Tout s’est déroulé dans le quartier Ñari Pneu, au domicile conjugal de deux épouses. La première épouse, Y. Ndao, infirmière d’État de 38 ans en service au centre hospitalier Cheikh Ahmadoul Khadim, aurait lacéré le visage de sa coépouse, M.O. Dieng, avec un bistouri. La victime, deuxième épouse, a été transportée à l’hôpital avec des blessures profondes à la joue droite et à l’oreille gauche. Son certificat médical initial indiquait une incapacité temporaire de travail (ITT) de 45 jours.
Selon les témoignages recueillis, la bagarre aurait éclaté lorsque la première épouse est montée à l’étage pour « nettoyer le salon », ce qu’elle ne faisait jamais auparavant. Refusant de quitter les lieux, le conflit a rapidement dégénéré.

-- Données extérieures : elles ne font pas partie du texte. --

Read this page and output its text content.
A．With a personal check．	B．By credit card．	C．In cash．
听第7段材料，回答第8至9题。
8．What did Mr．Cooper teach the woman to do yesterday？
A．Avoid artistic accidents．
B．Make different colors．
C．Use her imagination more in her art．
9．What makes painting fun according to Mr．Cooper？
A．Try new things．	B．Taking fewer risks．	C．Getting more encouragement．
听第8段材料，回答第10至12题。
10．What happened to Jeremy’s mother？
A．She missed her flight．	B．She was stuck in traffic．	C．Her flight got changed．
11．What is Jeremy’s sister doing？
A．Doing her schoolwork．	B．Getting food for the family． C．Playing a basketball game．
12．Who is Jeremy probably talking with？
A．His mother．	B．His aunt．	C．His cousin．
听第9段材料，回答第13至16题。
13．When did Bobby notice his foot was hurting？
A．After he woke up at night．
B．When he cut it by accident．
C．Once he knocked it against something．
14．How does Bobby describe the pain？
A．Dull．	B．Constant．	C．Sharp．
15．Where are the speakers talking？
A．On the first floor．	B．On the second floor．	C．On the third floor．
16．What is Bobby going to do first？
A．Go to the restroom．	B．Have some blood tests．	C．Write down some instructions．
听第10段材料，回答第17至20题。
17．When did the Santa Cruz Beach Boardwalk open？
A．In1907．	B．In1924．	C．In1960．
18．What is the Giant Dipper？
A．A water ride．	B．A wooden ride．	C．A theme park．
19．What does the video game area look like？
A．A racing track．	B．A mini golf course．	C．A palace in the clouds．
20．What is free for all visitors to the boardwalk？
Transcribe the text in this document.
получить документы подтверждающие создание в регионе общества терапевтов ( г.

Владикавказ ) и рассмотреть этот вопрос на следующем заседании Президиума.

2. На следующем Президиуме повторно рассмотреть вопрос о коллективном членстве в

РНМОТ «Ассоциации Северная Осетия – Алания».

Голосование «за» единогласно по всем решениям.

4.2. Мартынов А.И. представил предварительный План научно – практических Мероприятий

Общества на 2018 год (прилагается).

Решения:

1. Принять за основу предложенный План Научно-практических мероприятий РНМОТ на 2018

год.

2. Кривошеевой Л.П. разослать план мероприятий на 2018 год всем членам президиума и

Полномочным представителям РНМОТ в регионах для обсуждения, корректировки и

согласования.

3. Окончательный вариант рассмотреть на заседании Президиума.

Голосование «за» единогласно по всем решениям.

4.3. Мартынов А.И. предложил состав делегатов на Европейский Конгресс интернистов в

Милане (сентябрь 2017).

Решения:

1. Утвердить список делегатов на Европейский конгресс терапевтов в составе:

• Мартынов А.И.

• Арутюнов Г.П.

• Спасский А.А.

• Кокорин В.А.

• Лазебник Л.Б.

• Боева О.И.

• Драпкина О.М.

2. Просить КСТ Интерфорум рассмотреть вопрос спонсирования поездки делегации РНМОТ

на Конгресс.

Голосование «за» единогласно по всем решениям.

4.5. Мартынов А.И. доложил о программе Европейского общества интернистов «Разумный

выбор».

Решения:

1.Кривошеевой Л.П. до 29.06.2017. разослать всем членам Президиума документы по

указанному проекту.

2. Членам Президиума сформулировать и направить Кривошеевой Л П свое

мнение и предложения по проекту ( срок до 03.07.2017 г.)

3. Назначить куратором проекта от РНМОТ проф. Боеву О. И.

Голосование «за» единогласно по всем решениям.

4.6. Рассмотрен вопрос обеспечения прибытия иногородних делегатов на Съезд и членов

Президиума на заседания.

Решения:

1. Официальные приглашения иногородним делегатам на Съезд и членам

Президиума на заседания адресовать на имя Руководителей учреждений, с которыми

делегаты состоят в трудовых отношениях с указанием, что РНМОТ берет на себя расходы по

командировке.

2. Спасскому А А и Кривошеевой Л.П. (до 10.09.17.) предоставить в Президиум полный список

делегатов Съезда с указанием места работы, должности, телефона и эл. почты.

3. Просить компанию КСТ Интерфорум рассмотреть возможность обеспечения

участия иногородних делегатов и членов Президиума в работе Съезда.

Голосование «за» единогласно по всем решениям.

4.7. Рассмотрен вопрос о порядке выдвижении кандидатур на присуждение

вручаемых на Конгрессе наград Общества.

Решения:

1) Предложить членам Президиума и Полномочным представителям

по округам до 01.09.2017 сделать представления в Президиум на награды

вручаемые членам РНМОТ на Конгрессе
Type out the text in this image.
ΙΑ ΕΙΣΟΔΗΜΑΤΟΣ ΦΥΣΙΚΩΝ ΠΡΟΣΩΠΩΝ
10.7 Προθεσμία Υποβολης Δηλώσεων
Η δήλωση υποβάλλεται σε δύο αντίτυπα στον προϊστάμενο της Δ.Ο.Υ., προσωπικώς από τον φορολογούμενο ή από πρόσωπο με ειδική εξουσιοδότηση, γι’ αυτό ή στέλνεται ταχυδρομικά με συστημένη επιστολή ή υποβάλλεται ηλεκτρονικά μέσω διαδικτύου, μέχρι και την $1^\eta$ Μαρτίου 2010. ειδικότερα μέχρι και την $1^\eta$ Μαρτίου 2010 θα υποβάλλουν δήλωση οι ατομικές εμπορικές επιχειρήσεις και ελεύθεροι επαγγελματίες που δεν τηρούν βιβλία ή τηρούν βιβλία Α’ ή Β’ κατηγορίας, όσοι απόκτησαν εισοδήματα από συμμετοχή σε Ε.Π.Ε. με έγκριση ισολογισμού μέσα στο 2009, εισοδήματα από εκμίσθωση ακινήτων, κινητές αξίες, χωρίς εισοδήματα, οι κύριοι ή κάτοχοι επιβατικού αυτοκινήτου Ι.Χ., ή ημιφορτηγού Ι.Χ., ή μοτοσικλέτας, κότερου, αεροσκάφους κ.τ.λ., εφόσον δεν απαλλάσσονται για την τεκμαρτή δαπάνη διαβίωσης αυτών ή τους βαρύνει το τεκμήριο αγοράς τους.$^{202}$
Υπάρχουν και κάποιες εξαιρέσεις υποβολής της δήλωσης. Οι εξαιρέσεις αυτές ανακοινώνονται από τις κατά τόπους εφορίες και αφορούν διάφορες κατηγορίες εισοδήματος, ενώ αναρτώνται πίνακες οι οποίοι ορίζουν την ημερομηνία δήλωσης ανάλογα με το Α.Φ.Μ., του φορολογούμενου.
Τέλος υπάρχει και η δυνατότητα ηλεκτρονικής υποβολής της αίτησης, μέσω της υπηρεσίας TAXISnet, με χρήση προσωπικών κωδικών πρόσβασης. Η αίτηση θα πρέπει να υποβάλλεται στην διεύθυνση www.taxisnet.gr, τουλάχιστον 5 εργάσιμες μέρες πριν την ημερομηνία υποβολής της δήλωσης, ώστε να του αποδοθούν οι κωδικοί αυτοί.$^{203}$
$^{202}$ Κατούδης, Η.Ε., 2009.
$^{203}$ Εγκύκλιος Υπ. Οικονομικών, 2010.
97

Dans un geste controversé, l’infirmière aurait sollicité son chef de service, le Dr A. N, pour obtenir un certificat médical attestant une ITT à son avantage. Celui-ci lui aurait délivré un certificat de 30 jours, alors que les blessures apparentes étaient légères. Les enquêteurs ont rapidement suspecté une tentative de falsification et ont ordonné deux contre-expertises, qui ont réduit l’ITT à 12 et 7 jours, confirmant le caractère suspect du document initial.
La polygamie, bien que légale au Sénégal, est source de conflits fréquents, surtout lorsque les épouses cohabitent dans un même domicile. Cette affaire révèle plusieurs dimensions :
-
Rivalité entre coépouses : La compétition pour la reconnaissance et la place dans le foyer peut provoquer jalousie et ressentiment.
-
Gestion de l’espace et de l’autorité : Dans ce foyer, le partage des étages a été un facteur déclencheur. La première épouse, souvent perçue comme dominante, a affronté la deuxième pour imposer sa présence.
-
Escalade de la violence : Les tensions quotidiennes peuvent, si elles ne sont pas encadrées, mener à des gestes extrêmes, comme ici l’usage d’un bistouri.
Pour la victime, les séquelles ne sont pas que physiques : traumatisme, peur et perte de sécurité dans le foyer sont au rendez-vous. Pour la communauté, ce type d’incident choque et interroge sur la manière de gérer la polygamie sans violences.
-
Pour Y. Ndao : elle sera déférée au parquet de Diourbel pour coups et blessures volontaires.
-
Pour le Dr A. N : le chirurgien pourrait être poursuivi pour délivrance d’un certificat médical falsifié, mettant en lumière les risques éthiques dans la profession médicale.
Cette affaire montre la nécessité de :
-
Sensibilisation des familles polygames : conseils conjugaux et médiation pour prévenir les conflits.
-
Formation des acteurs médicaux et judiciaires : éviter la complicité involontaire dans des falsifications.
-
Dialogue et communication : instaurer des règles claires de partage et de respect au sein du foyer.